This morning the Electronic Frontier Foundation will be releasing the first installment of many hundreds of scanned pages concerning the FBI's DCS-3000 surveillance Data Collection System. Most of the documents, which were obtained through a Freedom of Information Act (FOIA) lawsuit filed by the EFF, are heavily (almost laughably) redacted user manuals and internal FBI memos, with many pages almost entirely devoid of text. Nonetheless, what remains provides a rare, if fragmented and cryptic, glimpse of the state of FBI surveillance technology in general and CALEA wiretapping in particular.
Ryan Singel has a nice summary of the documents in his article on Wired's web site. It will take time to digest the huge volume of incomplete and jargon-laden material in the documents, but interesting tidbits emerge even from a cursory reading.

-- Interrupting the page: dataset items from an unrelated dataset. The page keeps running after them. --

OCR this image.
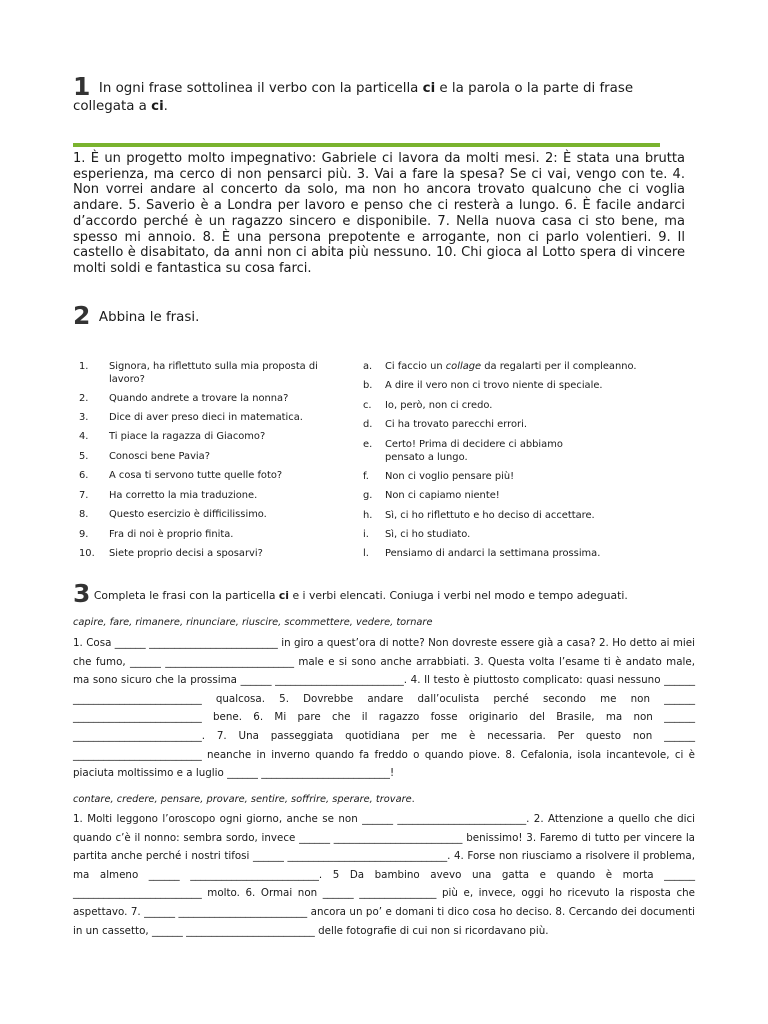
1 In ogni frase sottolinea il verbo con la particella ci e la parola o la parte di frase collegata a ci.
1. È un progetto molto impegnativo: Gabriele ci lavora da molti mesi. 2: È stata una brutta esperienza, ma cerco di non pensarci più. 3. Vai a fare la spesa? Se ci vai, vengo con te. 4. Non vorrei andare al concerto da solo, ma non ho ancora trovato qualcuno che ci voglia andare. 5. Saverio è a Londra per lavoro e penso che ci resterà a lungo. 6. È facile andarci d’accordo perché è un ragazzo sincero e disponibile. 7. Nella nuova casa ci sto bene, ma spesso mi annoio. 8. È una persona prepotente e arrogante, non ci parlo volentieri. 9. Il castello è disabitato, da anni non ci abita più nessuno. 10. Chi gioca al Lotto spera di vincere molti soldi e fantastica su cosa farci.
2 Abbina le frasi.
1. Signora, ha riflettuto sulla mia proposta di lavoro?
2. Quando andrete a trovare la nonna?
3. Dice di aver preso dieci in matematica.
4. Ti piace la ragazza di Giacomo?
5. Conosci bene Pavia?
6. A cosa ti servono tutte quelle foto?
7. Ha corretto la mia traduzione.
8. Questo esercizio è difficilissimo.
9. Fra di noi è proprio finita.
10. Siete proprio decisi a sposarvi?
a. Ci faccio un collage da regalarti per il compleanno.
b. A dire il vero non ci trovo niente di speciale.
c. Io, però, non ci credo.
d. Ci ha trovato parecchi errori.
e. Certo! Prima di decidere ci abbiamo pensato a lungo.
f. Non ci voglio pensare più!
g. Non ci capiamo niente!
h. Sì, ci ho riflettuto e ho deciso di accettare.
i. Sì, ci ho studiato.
l. Pensiamo di andarci la settimana prossima.
3 Completa le frasi con la particella ci e i verbi elencati. Coniuga i verbi nel modo e tempo adeguati.
capire, fare, rimanere, rinunciare, riuscire, scommettere, vedere, tornare
1. Cosa ______ _________________________ in giro a quest’ora di notte? Non dovreste essere già a casa? 2. Ho detto ai miei che fumo, ______ _________________________ male e si sono anche arrabbiati. 3. Questa volta l’esame ti è andato male, ma sono sicuro che la prossima ______ _________________________. 4. Il testo è piuttosto complicato: quasi nessuno ______ _________________________ qualcosa. 5. Dovrebbe andare dall’oculista perché secondo me non ______ _________________________ bene. 6. Mi pare che il ragazzo fosse originario del Brasile, ma non ______ _________________________. 7. Una passeggiata quotidiana per me è necessaria. Per questo non ______ _________________________ neanche in inverno quando fa freddo o quando piove. 8. Cefalonia, isola incantevole, ci è piaciuta moltissimo e a luglio ______ _________________________!
contare, credere, pensare, provare, sentire, soffrire, sperare, trovare.
1. Molti leggono l’oroscopo ogni giorno, anche se non ______ _________________________. 2. Attenzione a quello che dici quando c’è il nonno: sembra sordo, invece ______ _________________________ benissimo! 3. Faremo di tutto per vincere la partita anche perché i nostri tifosi ______ _______________________________. 4. Forse non riusciamo a risolvere il problema, ma almeno ______ _________________________. 5 Da bambino avevo una gatta e quando è morta ______ _________________________ molto. 6. Ormai non ______ _______________ più e, invece, oggi ho ricevuto la risposta che aspettavo. 7. ______ _________________________ ancora un po’ e domani ti dico cosa ho deciso. 8. Cercando dei documenti in un cassetto, ______ _________________________ delle fotografie di cui non si ricordavano più.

Contrary to previous speculation, DCS-3000 is much more than an updated version of the FBI's Carnivore Internet interception and collection device first disclosed seven years ago. Instead, the DCS system appears to be a comprehensive software suite for managing and collecting data from a variety of Title III (law enforcement) surveillance technologies, including Internet wiretaps, wireline voice telephony, cellular, "push-to-talk", and maybe others. The system provides a single interface for managing and collecting evidence from all the different kinds of wiretaps the FBI uses, connected via a "DCSNet" for getting tapped traffic to any FBI field office in the US. There are references to several other FBI systems as well, most notably the Bureau's ill-fated Trilogy case management system, and also something called DCS-5000, which is described as an analogous system for managing FISA (national security) taps. The software is definitely large and complex -- there are mentions of multi-week training courses for the agents who use it.

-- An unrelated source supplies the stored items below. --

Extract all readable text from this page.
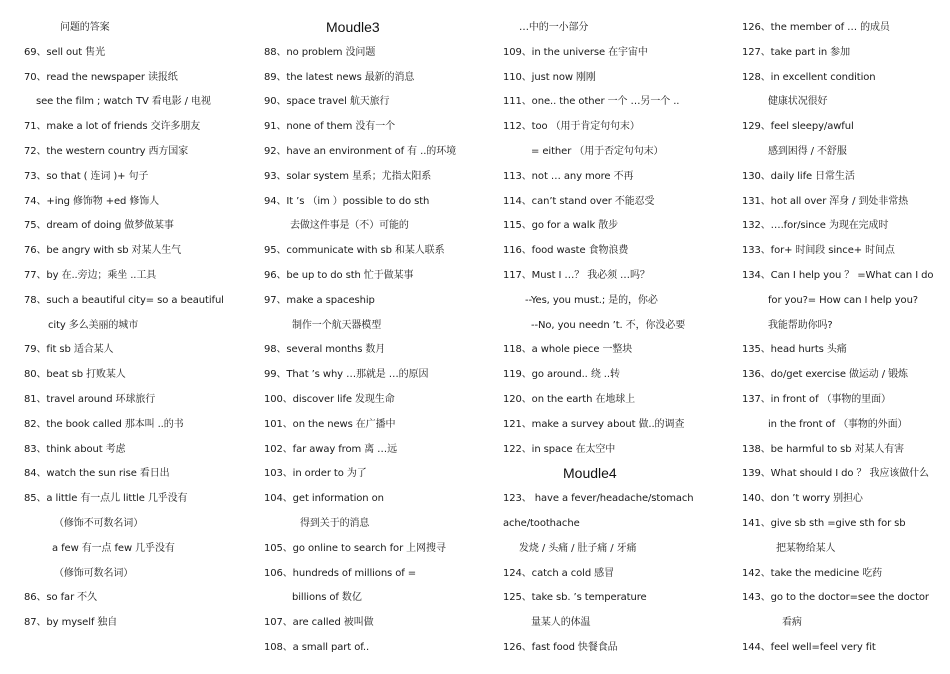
问题的答案
69、sell out 售光
70、read the newspaper 读报纸
see the film ; watch TV 看电影 / 电视
71、make a lot of friends 交许多朋友
72、the western country 西方国家
73、so that ( 连词 )+ 句子
74、+ing 修饰物 +ed 修饰人
75、dream of doing 做梦做某事
76、be angry with sb 对某人生气
77、by 在..旁边；乘坐 ..工具
78、such a beautiful city= so a beautiful
city 多么美丽的城市
79、fit sb 适合某人
80、beat sb 打败某人
81、travel around 环球旅行
82、the book called 那本叫 ..的书
83、think about 考虑
84、watch the sun rise 看日出
85、a little 有一点儿 little 几乎没有
（修饰不可数名词）
a few 有一点 few 几乎没有
（修饰可数名词）
86、so far 不久
87、by myself 独自
Moudle3
88、no problem 没问题
89、the latest news 最新的消息
90、space travel 航天旅行
91、none of them 没有一个
92、have an environment of 有 ..的环境
93、solar system 星系；尤指太阳系
94、It ’s （im ）possible to do sth
去做这件事是（不）可能的
95、communicate with sb 和某人联系
96、be up to do sth 忙于做某事
97、make a spaceship
制作一个航天器模型
98、several months 数月
99、That ’s why …那就是 …的原因
100、discover life 发现生命
101、on the news 在广播中
102、far away from 离 …远
103、in order to 为了
104、get information on
得到关于的消息
105、go online to search for 上网搜寻
106、hundreds of millions of =
billions of 数亿
107、are called 被叫做
108、a small part of..
…中的一小部分
109、in the universe 在宇宙中
110、just now 刚刚
111、one.. the other 一个 …另一个 ..
112、too （用于肯定句句末）
= either （用于否定句句末）
113、not … any more 不再
114、can’t stand over 不能忍受
115、go for a walk 散步
116、food waste 食物浪费
117、Must I …？ 我必须 …吗？
--Yes, you must.; 是的，你必
--No, you needn ’t. 不，你没必要
118、a whole piece 一整块
119、go around.. 绕 ..转
120、on the earth 在地球上
121、make a survey about 做..的调查
122、in space 在太空中
Moudle4
123、 have a fever/headache/stomach
ache/toothache
发烧 / 头痛 / 肚子痛 / 牙痛
124、catch a cold 感冒
125、take sb. ’s temperature
量某人的体温
126、fast food 快餐食品
126、the member of … 的成员
127、take part in 参加
128、in excellent condition
健康状况很好
129、feel sleepy/awful
感到困得 / 不舒服
130、daily life 日常生活
131、hot all over 浑身 / 到处非常热
132、….for/since 为现在完成时
133、for+ 时间段 since+ 时间点
134、Can I help you ？ =What can I do
for you?= How can I help you?
我能帮助你吗?
135、head hurts 头痛
136、do/get exercise 做运动 / 锻炼
137、in front of （事物的里面）
in the front of （事物的外面）
138、be harmful to sb 对某人有害
139、What should I do ？ 我应该做什么
140、don ’t worry 别担心
141、give sb sth =give sth for sb
把某物给某人
142、take the medicine 吃药
143、go to the doctor=see the doctor
看病
144、feel well=feel very fit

That complexity itself raises some difficult security questions. As my colleague Steve Bellovin points out, the new documents suggest that the FBI may have failed to adequately secure the system against an insider threat. But aside from the usual risks that the software could be subverted or abused, in a wiretapping system there's also the problem of ensuring that intercepted evidence is faithfully recorded. And that, it turns out, can be harder than it sounds.
Two years ago, my graduate students and I discovered basic flaws in the in-band signaling mechanisms used for many years in older analog voice telephone wiretaps. The flaws allow a wiretap target to interfere with a phone tap by playing special tones that cause interception equipment to shut down prematurely or record misleading call data. We speculated, based on the documents available to us then, that the CALEA-based interception system now used by the FBI might suffer from similar problems. The FBI denied this at the time, claiming that only a few systems remain vulnerable to our attacks. But sure enough, the EFF's new documents refer in several places to continued support for in-band "C-tone" signaling in voice line taps (for example, on page 53 of this pdf document). No doubt, these features were included to provide backward compatibility with older equipment. And the result is backward compatibility with older bugs.